The 3,500 students attending the Tsinghua Summer English Camp were there for an intense boot camp consisting of lectures plus three oral language lessons per day focused on the cultural themes established for the camp: sports and music, traditions unique to America and hot topics around the world. The purpose: to learn how to present the material fluently in English.
“The teaching and the learning were intense,” says Boettcher. “Not only did we prepare five hours of lectures and lessons each day, but the students also had to participate in singing, speech, debating and video production competitions.
“The Aggie students worked right along with them, helping with everything from proper pronunciation to production techniques. The Tsinghua students were incredibly brilliant, but our students were up to the challenge.
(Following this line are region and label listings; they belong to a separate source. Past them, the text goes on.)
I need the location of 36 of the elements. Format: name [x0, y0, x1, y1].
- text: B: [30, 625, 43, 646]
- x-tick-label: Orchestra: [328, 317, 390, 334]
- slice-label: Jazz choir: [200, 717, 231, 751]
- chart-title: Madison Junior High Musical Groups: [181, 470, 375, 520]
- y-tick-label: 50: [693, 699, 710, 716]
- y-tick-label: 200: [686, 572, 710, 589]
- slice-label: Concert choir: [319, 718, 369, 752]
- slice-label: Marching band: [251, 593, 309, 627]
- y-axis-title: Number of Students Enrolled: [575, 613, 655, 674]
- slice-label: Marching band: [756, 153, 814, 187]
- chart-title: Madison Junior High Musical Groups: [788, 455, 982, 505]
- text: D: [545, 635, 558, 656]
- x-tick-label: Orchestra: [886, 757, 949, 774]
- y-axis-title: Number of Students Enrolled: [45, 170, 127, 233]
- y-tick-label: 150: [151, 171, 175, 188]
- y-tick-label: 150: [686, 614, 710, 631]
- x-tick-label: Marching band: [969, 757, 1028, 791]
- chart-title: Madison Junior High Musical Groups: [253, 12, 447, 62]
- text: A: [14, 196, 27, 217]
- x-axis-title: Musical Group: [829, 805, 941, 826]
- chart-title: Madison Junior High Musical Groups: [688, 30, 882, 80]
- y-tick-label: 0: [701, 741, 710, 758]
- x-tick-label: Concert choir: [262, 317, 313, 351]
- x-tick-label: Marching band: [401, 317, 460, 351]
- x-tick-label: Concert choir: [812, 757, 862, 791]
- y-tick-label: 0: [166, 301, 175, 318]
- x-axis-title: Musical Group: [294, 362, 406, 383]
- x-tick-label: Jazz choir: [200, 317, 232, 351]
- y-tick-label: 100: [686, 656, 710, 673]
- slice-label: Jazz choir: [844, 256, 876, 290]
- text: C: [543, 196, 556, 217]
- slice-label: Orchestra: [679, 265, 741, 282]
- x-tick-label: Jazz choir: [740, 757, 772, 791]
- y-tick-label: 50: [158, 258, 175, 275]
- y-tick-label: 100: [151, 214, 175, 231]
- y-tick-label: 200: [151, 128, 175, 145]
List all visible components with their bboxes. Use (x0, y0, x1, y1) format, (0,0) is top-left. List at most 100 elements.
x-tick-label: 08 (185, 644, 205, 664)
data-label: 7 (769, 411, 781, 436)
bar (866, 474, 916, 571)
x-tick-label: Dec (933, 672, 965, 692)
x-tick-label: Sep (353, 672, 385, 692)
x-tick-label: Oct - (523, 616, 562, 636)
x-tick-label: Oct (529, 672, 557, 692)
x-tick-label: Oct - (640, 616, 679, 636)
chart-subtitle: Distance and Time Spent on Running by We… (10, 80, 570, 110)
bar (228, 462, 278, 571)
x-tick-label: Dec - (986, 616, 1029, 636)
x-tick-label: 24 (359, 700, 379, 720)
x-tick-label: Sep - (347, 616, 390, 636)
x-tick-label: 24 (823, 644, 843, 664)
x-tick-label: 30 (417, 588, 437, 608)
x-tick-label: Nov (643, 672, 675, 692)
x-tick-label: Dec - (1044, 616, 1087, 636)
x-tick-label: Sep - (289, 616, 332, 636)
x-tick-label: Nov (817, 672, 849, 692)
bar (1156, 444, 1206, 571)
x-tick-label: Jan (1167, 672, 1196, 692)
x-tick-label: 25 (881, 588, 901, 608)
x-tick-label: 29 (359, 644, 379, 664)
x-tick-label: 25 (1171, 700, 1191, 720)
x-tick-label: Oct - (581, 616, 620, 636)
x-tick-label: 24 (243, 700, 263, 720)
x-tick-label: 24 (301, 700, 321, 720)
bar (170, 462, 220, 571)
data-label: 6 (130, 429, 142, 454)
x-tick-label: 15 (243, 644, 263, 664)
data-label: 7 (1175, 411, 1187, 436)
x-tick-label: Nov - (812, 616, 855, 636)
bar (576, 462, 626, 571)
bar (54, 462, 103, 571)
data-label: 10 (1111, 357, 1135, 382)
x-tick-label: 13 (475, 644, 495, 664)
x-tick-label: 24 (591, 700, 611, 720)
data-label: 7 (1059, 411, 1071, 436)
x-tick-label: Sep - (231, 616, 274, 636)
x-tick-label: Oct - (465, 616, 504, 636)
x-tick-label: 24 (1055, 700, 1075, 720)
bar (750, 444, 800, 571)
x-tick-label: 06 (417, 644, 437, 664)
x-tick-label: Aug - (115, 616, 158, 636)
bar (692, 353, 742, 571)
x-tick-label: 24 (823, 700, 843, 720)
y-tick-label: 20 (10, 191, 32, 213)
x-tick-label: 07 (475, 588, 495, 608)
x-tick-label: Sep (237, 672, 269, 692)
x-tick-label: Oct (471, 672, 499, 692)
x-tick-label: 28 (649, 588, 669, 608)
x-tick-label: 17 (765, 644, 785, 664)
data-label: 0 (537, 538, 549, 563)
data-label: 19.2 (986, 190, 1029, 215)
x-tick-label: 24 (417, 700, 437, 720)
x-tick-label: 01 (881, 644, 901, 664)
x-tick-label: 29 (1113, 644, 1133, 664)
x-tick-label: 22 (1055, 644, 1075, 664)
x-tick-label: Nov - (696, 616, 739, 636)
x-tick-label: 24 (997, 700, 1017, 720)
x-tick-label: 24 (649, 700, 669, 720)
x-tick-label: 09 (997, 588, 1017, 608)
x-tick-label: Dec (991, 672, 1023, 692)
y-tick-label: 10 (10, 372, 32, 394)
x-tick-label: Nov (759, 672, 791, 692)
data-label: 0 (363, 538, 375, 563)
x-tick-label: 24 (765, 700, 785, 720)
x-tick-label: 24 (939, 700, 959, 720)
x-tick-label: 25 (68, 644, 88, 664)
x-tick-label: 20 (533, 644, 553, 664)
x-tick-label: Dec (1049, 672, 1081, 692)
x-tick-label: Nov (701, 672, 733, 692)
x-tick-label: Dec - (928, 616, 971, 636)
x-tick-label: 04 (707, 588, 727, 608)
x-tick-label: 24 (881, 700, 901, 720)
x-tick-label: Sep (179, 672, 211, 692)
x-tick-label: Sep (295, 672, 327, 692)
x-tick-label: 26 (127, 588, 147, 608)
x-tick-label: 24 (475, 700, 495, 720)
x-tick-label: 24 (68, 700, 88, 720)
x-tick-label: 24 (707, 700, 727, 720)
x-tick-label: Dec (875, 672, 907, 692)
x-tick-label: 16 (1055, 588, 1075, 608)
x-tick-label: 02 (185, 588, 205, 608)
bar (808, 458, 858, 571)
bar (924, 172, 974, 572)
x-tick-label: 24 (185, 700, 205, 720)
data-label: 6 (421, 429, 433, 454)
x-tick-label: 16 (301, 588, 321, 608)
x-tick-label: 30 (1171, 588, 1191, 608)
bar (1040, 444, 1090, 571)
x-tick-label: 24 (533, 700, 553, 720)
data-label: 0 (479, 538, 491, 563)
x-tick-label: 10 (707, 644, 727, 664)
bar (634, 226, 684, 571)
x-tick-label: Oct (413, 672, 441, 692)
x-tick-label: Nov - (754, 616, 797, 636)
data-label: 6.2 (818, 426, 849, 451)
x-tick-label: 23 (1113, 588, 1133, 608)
They were absolutely phenomenal about connecting with the Chinese students and participating in all the same activities, including hopping on bikes to go eat, playing games and immersing themselves in the culture.”
Boettcher, who has twice been awarded The Association of Former Students’ Distinguished Teaching Award, says it was also a wonderful experience for the future teachers in the group, especially those who will be teaching in cities like Houston, where there are currently 132 different languages spoken.
“It’s only when you’ve experienced being the international student that you can teach effectively and interact with your second language learners with empathy,” she adds.
“What I did not expect,” says Gonzalez, “was that over the course of the three-week program, the students that I was supposed to be teaching ended up teaching me more. After our daily lessons, I would stay behind and attempt to write a Chinese character or two. There was a group of about three or four students each afternoon that would stay behind with me and drill me on stroke order, intonation and what each component of the character stood for. The classroom wasn’t the limit either. I would meet up with them for lunch or an impromptu dinner that would eventually turn into late night Mandarin lessons, quick tidbits of proper Chinese table manners, or I would learn just a little more about the ideas they hold.”
There were many similarities between the students from Tsinghua and Texas A&M, including their strong family values. Dedication to service is also a core value for both student groups, although in China, service is not optional. After leaving the Tsinghua Summer English Camp, the Chinese students were headed for three months of required military service.
“‘It is our duty,’ was a phrase we heard often,” Boettcher states. “It really opened up the eyes of our Aggie students to see how much was expected of these Chinese students and their genuine desire to give back to their country.”
There were also contrasts. For example, Boettcher explains that Chinese students don’t choose their own majors. They are chosen for them, whereas Texas A&M students have an abundance of choices. Chinese students not only speak English but are surprisingly up to date on everything going on in the United States, while the students from Texas A&M are not as knowledgeable about events in China. For the 17 Aggie students who participated in this program, however, that changed.
Boettcher says, “Our students had a broad, high-impact service-learning experience. They were like sponges; they soaked up everything.”
Molly Ellis, a sophomore communication major from Pleasanton, Texas, says, “My visit challenged every stereotype I had ever encountered about a nondemocratic country and allowed me to find value in the people who love where they live.”
Gonzalez adds, “I left to teach them about American culture and ended up coming home with the Chinese culture and people deep in my heart.”
“We achieved what we hoped to achieve with this program,” says Boettcher. “We wanted Aggies to learn about China, to come back with an understanding and appreciation of the Chinese people, about a different kind of government and culture. That’s big, because the relationship between the United States and China is one of our most important ongoing relationships. That’s what studying abroad and gaining a global perspective is about.”